The students convened at LIFT/IACMI Lightweighting Facility on Detroit’s west side to participate in science, technology, engineering and math events.
In addition to touring the facility, the students got to use virtual reality technology, build a hovercraft out of CDs and talk to working engineers.
The event, which also was a ribbon-cutting for the facility, hosted more than 160 students, as well as Michigan Gov. Rick Snyder, Detroit Mayor Mike Duggan and U.S. Sen. Stabenow, among others.
For the students, the day started with a tour, where they got to see, up-close, the way the LIFT/IACMI engineers work with auto manufacturers to make vehicles lighter.
“Seeing the way the different parts are made is pretty interesting,” said Tamia Coleman, a River Rouge High School senior. “It’s something that you know happens, but you don’t really appreciate until you see it.”
Coleman said she has aspirations of becoming a pediatrician, but that after seeing some of the opportunities available to her in the STEM field, she might change her mind.
“I guess I just didn’t realize all the different things you can do with STEM,” Coleman said. “I guess it gives me a lot to think about.”
When it comes to finding jobs in the STEM field, at least one professional believes getting young people involved is essential.
“Jobs in engineering and tech-based manufacturing are not going anywhere,” said Chris Houseman, a project engineer at the University of Michigan’s Economic Growth Institute. “This is the way the world is now. We’re going to see a lot of jobs be eliminated by automation, but we’re going to see a lot of them created in this field.
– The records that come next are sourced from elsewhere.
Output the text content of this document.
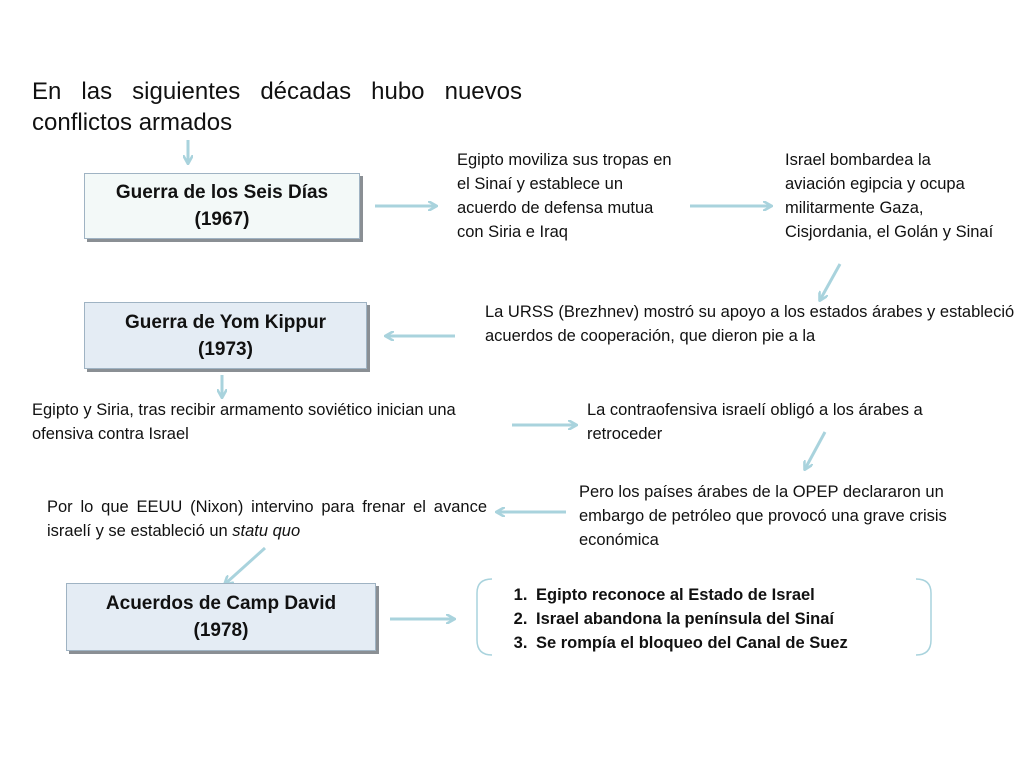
En las siguientes décadas hubo nuevos conflictos armados
Guerra de los Seis Días
(1967)
Guerra de Yom Kippur
(1973)
Acuerdos de Camp David
(1978)
Egipto moviliza sus tropas en el Sinaí y establece un acuerdo de defensa mutua con Siria e Iraq
Israel bombardea la aviación egipcia y ocupa militarmente Gaza, Cisjordania, el Golán y Sinaí
La URSS (Brezhnev) mostró su apoyo a los estados árabes y estableció acuerdos de cooperación, que dieron pie a la
Egipto y Siria, tras recibir armamento soviético inician una ofensiva contra Israel
La contraofensiva israelí obligó a los árabes a retroceder
Pero los países árabes de la OPEP declararon un embargo de petróleo que provocó una grave crisis económica
Por lo que EEUU (Nixon) intervino para frenar el avance israelí y se estableció un statu quo
1. Egipto reconoce al Estado de Israel
2. Israel abandona la península del Sinaí
3. Se rompía el bloqueo del Canal de Suez
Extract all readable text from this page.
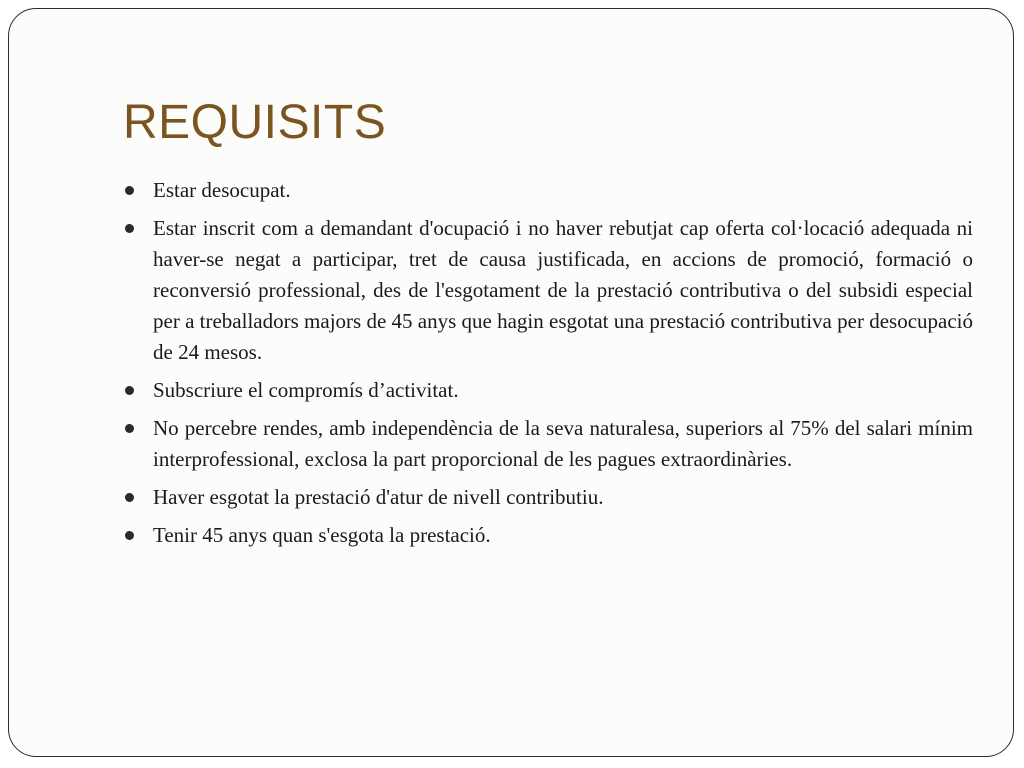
REQUISITS
Estar desocupat.
Estar inscrit com a demandant d'ocupació i no haver rebutjat cap oferta col·locació adequada ni haver-se negat a participar, tret de causa justificada, en accions de promoció, formació o reconversió professional, des de l'esgotament de la prestació contributiva o del subsidi especial per a treballadors majors de 45 anys que hagin esgotat una prestació contributiva per desocupació de 24 mesos.
Subscriure el compromís d’activitat.
No percebre rendes, amb independència de la seva naturalesa, superiors al 75% del salari mínim interprofessional, exclosa la part proporcional de les pagues extraordinàries.
Haver esgotat la prestació d'atur de nivell contributiu.
Tenir 45 anys quan s'esgota la prestació.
“And the sooner we can get kids involved, the better. That’s why events like this are so great. It gives kids a chance to be immersed in the tech and manufacturing environment for a while. It gives them the chance to see what’s available to them. Getting young people involved in STEM careers in a win for everyone.”
After the tour, the students worked with professional engineers as well as college volunteers. They donned special goggles and learned how to build a car in virtual reality.
“It was really cool,” said Carlie Bryant, a Melvindale High School freshman. “It really gives you insight into the engineering field. You get to pick different materials and see how they work. It was just really interesting.”
Bryant’s classmate, sophomore Erik Cortez, said he also enjoyed the event.
“It’s really nice, to be honest,” he said. “I was just hoping to see some of the processes, but being able to see everything has been extremely cool. It has really been a great day.”